Желающих находилось немало, за шанс пытались уцепиться почти все. Пусть практически гарантированная отсроченная смерть, но до нее несколько лет жизни в хороших условиях, возможность обзавестись семьей и оставить о себе хоть какую‑то память. Тех, кого доктора признавали годными, специальным транспортом перевозили в Город Два, где располагалась основная база «мертвецов» — Центр летной подготовки — и начинали тренировки. В процессе их могло выясниться, что тот или иной курсант не справляется с нагрузкой или негоден к службе — таких высылали назад, в Пустошь. Однако, вырвавшись из рядов отверженных, любой человек готов был зубами и когтями держаться за возможность стать «мертвецом».
Микаэла в свое время прошла нужную проверку, выдержала многочисленные тренировки и не сломалась. Девиц в летном подразделении номер три не выгоняли, но и не слишком жаловали. Можешь работать на равных с мужчинами — пожалуйста, добьешься звания «мертвеца» и уникального шанса сложить голову где‑то на просторах необъятной галактики. Тебе также полагается фейерверк на прощание, личная благодарность правительства и рукопожатие командора, а напоследок — почетное пособие семье, чтобы о тебе помнили. Не можешь работать — никаких скидок на «слабый» пол не получишь, тех, кто не справляется, кормить за государственный счет не собираются, убирайся, откуда явилась.
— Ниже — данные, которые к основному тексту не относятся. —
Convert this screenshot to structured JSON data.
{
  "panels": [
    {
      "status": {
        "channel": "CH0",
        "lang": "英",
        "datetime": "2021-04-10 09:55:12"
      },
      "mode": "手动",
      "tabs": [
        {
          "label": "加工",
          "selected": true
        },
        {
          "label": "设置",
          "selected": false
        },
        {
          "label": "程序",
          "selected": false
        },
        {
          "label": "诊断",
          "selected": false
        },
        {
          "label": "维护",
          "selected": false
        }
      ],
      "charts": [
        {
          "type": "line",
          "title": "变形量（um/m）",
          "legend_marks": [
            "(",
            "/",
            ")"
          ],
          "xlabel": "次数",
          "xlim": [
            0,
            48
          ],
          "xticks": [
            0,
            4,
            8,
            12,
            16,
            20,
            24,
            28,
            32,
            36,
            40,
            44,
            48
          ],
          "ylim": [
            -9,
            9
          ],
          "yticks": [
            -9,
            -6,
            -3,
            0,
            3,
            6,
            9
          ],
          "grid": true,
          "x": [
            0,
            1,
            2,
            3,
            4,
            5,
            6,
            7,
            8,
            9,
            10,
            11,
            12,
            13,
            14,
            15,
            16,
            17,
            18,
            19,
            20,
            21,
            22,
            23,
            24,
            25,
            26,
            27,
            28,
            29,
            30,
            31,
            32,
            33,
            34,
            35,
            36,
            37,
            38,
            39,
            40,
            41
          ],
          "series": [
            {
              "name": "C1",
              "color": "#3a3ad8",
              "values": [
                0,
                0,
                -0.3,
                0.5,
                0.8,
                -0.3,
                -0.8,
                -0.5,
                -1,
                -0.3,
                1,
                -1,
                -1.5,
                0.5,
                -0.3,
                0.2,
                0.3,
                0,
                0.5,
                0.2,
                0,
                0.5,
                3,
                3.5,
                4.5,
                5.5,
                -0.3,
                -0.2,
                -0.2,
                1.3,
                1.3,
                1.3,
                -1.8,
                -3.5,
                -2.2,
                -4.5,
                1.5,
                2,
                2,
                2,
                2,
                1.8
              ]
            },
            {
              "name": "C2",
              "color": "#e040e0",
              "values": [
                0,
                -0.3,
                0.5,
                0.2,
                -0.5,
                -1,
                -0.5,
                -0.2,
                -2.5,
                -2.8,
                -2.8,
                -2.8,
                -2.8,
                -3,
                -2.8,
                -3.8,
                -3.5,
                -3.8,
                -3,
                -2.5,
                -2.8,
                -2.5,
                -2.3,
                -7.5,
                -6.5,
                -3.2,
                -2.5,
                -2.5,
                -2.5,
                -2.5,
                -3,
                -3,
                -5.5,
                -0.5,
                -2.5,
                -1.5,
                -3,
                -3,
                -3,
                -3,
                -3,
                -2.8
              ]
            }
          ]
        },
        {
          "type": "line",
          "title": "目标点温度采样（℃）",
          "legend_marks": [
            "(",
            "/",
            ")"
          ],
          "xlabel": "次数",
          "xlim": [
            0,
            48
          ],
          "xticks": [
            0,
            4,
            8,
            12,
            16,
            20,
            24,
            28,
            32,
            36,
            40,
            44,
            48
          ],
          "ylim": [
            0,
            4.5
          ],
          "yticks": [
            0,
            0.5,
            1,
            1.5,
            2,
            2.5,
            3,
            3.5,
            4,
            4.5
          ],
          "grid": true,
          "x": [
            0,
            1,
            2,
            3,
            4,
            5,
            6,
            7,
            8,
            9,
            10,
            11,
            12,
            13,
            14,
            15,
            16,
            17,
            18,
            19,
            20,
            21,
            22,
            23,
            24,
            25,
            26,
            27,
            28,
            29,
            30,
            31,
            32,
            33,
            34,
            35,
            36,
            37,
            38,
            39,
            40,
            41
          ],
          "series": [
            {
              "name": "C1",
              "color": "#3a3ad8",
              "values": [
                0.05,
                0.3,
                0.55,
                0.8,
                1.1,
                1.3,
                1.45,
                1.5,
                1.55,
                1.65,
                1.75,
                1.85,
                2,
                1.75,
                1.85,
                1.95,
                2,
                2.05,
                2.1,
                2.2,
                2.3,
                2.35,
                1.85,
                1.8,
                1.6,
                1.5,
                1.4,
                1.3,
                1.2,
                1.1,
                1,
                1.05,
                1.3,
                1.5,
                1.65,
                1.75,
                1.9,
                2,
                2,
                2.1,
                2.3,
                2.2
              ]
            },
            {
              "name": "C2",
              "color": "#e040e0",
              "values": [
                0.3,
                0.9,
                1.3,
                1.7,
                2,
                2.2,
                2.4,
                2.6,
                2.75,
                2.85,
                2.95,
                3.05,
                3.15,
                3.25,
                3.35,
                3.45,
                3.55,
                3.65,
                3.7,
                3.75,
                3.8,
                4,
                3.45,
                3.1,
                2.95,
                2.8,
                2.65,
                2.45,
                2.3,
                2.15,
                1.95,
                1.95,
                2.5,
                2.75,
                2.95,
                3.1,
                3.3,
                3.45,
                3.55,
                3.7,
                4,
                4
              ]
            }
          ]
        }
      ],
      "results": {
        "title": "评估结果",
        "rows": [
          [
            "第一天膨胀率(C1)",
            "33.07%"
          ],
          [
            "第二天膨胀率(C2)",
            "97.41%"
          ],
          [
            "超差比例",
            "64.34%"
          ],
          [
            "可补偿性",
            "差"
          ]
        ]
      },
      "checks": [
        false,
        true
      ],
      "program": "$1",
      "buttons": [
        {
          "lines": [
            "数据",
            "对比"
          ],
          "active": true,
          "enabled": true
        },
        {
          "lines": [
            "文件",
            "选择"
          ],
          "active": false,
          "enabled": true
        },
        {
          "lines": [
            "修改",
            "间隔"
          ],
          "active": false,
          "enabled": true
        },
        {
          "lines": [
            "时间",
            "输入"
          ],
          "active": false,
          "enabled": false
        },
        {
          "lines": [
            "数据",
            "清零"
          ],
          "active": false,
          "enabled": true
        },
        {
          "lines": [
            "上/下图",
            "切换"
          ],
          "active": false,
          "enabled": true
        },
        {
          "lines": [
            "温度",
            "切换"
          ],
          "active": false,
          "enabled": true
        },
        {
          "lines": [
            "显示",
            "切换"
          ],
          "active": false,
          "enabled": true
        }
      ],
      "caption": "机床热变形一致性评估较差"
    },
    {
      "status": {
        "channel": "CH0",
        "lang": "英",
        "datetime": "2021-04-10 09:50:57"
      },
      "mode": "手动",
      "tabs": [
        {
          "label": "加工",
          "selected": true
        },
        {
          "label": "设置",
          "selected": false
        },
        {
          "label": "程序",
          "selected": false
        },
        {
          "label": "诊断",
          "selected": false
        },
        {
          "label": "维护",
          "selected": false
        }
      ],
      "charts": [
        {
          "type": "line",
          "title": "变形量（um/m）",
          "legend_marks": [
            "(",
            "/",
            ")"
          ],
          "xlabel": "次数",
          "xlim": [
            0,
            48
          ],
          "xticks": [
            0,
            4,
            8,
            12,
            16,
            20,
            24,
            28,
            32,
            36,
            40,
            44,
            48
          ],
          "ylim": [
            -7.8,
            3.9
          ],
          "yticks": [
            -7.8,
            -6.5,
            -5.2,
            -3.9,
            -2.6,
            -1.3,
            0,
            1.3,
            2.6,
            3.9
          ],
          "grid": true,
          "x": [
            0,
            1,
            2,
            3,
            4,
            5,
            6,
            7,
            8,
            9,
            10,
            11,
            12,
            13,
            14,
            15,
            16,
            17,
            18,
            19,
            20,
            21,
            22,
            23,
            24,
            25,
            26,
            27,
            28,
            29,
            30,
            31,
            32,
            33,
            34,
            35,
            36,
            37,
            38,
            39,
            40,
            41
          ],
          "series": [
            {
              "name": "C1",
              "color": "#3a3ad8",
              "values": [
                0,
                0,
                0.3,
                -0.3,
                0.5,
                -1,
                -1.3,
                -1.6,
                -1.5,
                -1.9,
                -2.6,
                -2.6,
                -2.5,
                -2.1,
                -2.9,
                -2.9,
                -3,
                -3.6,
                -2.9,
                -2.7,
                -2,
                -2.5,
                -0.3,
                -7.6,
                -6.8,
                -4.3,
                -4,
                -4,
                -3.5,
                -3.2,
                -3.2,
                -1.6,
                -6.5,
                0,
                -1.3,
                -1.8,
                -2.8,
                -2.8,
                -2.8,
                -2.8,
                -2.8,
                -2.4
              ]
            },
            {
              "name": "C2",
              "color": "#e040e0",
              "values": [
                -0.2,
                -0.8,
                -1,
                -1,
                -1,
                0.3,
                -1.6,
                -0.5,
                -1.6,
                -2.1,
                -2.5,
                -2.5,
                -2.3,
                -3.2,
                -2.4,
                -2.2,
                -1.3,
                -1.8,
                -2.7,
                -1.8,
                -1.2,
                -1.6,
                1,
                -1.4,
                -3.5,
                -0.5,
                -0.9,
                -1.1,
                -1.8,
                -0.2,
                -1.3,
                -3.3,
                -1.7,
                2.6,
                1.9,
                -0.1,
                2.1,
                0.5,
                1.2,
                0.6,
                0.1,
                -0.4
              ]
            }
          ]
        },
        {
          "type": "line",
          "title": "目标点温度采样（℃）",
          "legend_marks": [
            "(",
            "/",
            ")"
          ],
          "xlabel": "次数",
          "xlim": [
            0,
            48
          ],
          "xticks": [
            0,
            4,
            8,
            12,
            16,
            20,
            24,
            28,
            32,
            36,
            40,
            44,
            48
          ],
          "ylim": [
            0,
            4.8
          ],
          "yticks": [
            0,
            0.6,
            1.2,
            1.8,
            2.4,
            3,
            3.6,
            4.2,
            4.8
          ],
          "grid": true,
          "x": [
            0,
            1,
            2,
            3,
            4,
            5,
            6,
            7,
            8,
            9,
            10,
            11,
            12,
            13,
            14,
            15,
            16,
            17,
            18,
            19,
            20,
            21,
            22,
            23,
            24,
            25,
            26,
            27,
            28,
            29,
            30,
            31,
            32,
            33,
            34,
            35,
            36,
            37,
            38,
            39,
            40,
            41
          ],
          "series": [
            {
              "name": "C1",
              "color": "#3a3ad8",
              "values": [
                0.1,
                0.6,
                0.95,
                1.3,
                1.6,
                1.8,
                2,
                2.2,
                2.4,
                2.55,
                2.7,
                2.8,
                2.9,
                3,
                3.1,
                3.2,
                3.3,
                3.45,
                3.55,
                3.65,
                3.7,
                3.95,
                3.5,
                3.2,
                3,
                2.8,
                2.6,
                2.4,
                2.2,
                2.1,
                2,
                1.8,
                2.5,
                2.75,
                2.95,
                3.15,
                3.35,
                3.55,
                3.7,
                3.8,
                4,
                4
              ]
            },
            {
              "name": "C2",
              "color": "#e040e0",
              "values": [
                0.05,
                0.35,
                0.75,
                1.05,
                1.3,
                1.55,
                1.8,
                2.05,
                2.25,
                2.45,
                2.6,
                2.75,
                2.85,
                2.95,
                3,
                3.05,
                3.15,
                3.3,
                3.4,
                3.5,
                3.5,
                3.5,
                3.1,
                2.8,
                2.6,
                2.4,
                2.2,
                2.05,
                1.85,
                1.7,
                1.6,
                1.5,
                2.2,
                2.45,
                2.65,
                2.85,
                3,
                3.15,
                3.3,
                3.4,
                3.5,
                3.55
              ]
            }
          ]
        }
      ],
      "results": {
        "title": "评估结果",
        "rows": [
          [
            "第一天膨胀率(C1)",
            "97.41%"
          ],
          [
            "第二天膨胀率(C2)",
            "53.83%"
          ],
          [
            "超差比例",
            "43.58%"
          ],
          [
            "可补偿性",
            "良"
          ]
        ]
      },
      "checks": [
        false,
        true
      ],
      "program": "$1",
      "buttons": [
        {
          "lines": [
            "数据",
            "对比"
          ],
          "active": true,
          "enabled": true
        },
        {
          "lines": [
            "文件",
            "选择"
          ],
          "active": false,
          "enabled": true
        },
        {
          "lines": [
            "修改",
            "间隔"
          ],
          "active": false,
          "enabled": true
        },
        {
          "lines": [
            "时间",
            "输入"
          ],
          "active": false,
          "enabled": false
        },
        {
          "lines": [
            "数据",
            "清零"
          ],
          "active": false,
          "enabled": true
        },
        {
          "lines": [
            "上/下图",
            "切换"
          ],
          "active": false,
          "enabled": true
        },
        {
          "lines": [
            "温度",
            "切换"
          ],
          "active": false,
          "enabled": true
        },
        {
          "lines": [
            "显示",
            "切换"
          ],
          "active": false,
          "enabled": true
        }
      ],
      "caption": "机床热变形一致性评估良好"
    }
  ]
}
Войцеховская работать могла. Точнее, она явственно понимала, что сдохнуть на тренировочной площадке или в космосе куда лучше, чем сдохнуть в Пустоши, — по крайней мере, в первом случае твой прах хотя бы сожгут за государственный счет, а во втором — ты перед смертью увидишь звезды. Поэтому она работала. Не только наравне с мужчинами, но и порой превосходя их. Держалась за свой шанс зубами и когтями, чтобы обмануть судьбу, обхитрить ее, вытребовать для себя то, чего была невольно лишена при рождении. И она стала «мертвецом», вырвалась из круга пустошников.